Advancements In Hip Surgery
The very first hip replacement surgeries were attempted over 120 years ago (1891) by Themistocles Gluck in Berlin, Germany.
It consisted of a femoral head made of ivory fastened to the top of the thigh bone with nickel plated screws, plaster of Paris, and glue. Needless to say, there were some problems. Nearly 50 years later, Dr. Austin T. Moore at Columbia Hospital in South Carolina used the first metallic implant to treat a broken hip. His design, the so-called Austin Moore Prosthesis was introduced in 1952 for certain types of hip fractures and to this day is available for use in operating rooms throughout the world.
The modern world of “hip replacement” surgery was launched forward owing to the work of Englishman Sir John Charnley in 1962.
His artificial hip consisted of two parts, the cup made of Teflon that fit in the pelvis as the socket, and the femoral stem, which was pounded in to the upper end of the thigh bone. Both of these components were cemented, attached to the bone, with the use of poly methyl methacrylate (PMMA). This material, the bone cement, was mixed in the operating room resembling the consistency of bread dough that within a few minutes hardened like bone acting as a glue which would attach the prosthesis to the bone. As most of the hip replacements failed within two years, Dr. Charnley realized that Teflon was not a good material to use, and he replaced it with a type of plastic called ultra high molecular weight polyethylene (UHMWPE).

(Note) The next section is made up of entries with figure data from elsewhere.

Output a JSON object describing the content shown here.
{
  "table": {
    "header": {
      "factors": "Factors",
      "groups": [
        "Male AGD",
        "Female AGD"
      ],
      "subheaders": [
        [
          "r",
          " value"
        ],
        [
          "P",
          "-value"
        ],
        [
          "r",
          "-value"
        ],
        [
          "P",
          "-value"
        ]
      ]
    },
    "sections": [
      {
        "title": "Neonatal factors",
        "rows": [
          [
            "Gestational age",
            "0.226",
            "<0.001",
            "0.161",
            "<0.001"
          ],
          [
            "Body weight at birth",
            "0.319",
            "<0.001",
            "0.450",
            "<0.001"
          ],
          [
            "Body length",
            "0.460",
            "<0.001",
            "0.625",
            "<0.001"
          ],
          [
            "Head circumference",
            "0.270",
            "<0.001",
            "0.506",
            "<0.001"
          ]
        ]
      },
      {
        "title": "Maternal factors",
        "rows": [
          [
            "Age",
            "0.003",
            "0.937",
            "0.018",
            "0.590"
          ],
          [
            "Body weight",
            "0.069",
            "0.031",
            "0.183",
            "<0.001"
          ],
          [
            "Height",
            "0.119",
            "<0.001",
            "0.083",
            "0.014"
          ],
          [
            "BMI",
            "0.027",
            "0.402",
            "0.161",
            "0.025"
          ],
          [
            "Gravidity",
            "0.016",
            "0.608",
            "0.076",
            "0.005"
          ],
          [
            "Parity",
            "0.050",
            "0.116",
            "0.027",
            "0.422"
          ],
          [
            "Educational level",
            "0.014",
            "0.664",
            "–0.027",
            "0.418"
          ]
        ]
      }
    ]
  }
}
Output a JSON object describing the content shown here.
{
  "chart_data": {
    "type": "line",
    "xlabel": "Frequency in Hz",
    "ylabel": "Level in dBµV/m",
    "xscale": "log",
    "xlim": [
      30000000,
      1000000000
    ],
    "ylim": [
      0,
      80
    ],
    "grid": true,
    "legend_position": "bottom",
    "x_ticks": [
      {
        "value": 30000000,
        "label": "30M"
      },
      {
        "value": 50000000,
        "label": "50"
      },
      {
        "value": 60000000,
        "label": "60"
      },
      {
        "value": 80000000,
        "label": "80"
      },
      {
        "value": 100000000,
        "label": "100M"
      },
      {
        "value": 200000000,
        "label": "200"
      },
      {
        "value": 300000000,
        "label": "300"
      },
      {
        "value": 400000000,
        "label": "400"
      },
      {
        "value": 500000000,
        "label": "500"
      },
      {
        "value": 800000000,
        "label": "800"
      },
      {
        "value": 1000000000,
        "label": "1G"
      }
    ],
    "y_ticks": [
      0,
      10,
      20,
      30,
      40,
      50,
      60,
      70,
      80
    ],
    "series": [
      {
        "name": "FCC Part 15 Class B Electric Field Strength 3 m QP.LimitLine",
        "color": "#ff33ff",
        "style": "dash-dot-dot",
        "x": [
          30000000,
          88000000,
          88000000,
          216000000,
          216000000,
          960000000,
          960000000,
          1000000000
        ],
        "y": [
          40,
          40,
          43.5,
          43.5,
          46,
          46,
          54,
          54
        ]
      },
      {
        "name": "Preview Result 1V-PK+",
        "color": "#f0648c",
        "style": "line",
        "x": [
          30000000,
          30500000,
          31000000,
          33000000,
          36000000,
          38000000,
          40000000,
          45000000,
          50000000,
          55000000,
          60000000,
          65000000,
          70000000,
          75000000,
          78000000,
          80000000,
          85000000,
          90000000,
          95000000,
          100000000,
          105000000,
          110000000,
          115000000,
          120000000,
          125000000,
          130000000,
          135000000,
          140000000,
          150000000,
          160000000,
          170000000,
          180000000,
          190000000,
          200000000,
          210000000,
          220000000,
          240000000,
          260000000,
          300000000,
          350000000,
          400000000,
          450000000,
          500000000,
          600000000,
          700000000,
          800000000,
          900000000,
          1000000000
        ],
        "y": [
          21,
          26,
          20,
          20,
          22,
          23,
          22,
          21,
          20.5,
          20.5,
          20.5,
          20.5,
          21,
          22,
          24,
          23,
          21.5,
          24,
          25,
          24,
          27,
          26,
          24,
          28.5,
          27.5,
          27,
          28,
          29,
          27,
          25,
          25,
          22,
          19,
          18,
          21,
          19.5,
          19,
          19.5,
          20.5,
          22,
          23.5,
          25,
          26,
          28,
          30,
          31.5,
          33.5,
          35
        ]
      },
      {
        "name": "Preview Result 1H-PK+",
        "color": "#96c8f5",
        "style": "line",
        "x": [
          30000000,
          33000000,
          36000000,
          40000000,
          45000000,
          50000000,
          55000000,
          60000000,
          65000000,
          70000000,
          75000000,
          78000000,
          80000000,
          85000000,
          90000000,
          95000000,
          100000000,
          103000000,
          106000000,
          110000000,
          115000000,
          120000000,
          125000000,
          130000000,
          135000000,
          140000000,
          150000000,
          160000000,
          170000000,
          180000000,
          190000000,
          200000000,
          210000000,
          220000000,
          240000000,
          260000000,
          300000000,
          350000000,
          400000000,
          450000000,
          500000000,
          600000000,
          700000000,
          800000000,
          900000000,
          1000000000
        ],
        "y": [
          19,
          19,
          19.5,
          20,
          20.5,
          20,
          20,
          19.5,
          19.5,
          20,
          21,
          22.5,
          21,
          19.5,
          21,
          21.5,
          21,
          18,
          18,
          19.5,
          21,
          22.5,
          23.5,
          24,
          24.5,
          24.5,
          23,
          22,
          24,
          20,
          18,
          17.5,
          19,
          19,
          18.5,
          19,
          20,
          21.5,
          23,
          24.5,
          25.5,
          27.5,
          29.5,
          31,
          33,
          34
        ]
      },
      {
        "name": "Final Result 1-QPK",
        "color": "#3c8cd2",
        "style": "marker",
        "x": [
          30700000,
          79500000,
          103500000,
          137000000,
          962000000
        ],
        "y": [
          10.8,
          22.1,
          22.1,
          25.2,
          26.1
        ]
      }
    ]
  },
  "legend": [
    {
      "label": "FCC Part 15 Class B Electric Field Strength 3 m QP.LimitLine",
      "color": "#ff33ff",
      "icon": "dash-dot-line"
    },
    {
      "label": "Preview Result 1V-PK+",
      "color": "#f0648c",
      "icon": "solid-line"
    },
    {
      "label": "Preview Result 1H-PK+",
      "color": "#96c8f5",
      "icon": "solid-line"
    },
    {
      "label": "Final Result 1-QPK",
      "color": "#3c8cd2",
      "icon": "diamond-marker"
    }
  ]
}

Since that time, there have been numerous advances and innovations in both materials and techniques of hip replacement. One such innovation that I highly recommend to patients for their consideration is the anterior approach for hip replacement. This is novel in number of ways. For one, the incision is very short, usually no more than four or five inches. Secondly, rather than the traditional cutting of muscles to get to the hip, the anterior approach goes between muscles, spreading rather than cutting them. Since no muscles are actually cut, it leads to a faster recovery, with the patient walking (full weight-bearing) within hours after the surgery, with usually less pain, often allowing them to go home after just one day in the hospital.
How is the anterior hip approach different?
- Because the hospital stay is so short (often less than 24 hours) extra time in patient education before surgery is spent to help the patient fully understand what to expect before, during, and after the surgery.
- The surgery is done on a special high-tech operating room table (Dixie Regional Medical Center has two of these tables) that controls the position of the hip during surgery.
- Intra-operative x-ray for precise placement of the artificial hip components is used during surgery.
- The surgical path to get to the hip via the anterior approach goes between muscles causing less damage to the hip.
- Seldom is a blood transfusion needed. My rate of transfusion in the last year was a little less than 4% (national average is 16%)
Potential Benefits of the anterior approach:
- Because the anterior approach is tissue-sparing, key muscles on the side or back of the hip are not cut during the surgery, likely resulting in less scaring and decreased post-operative pain.
- Using real-time x-ray control during surgery we are able to have more precise placement and sizing of the artificial hip components.
- With the muscles and tendons largely intact, the hip, immediately after surgery, is inherently more stable—hence fewer restrictions for the patient.
- Full weight-bearing is usually allowed immediately after surgery.
- With less surgical trauma during the anterior approach there is likely a quicker overall recovery.
- Very little physical therapy, usually none, is required after an anterior total hip replacement
- Most patients when discharged from the hospital go directly home and not to a rehabilitation facility. In my experience, I’ve found that patients recover much better in the setting of their own home.
As with any major surgery, all risks must be considered. Not every patient is a candidate for the anterior approach. I encourage you to discuss with your surgeon which type of surgery is best for you.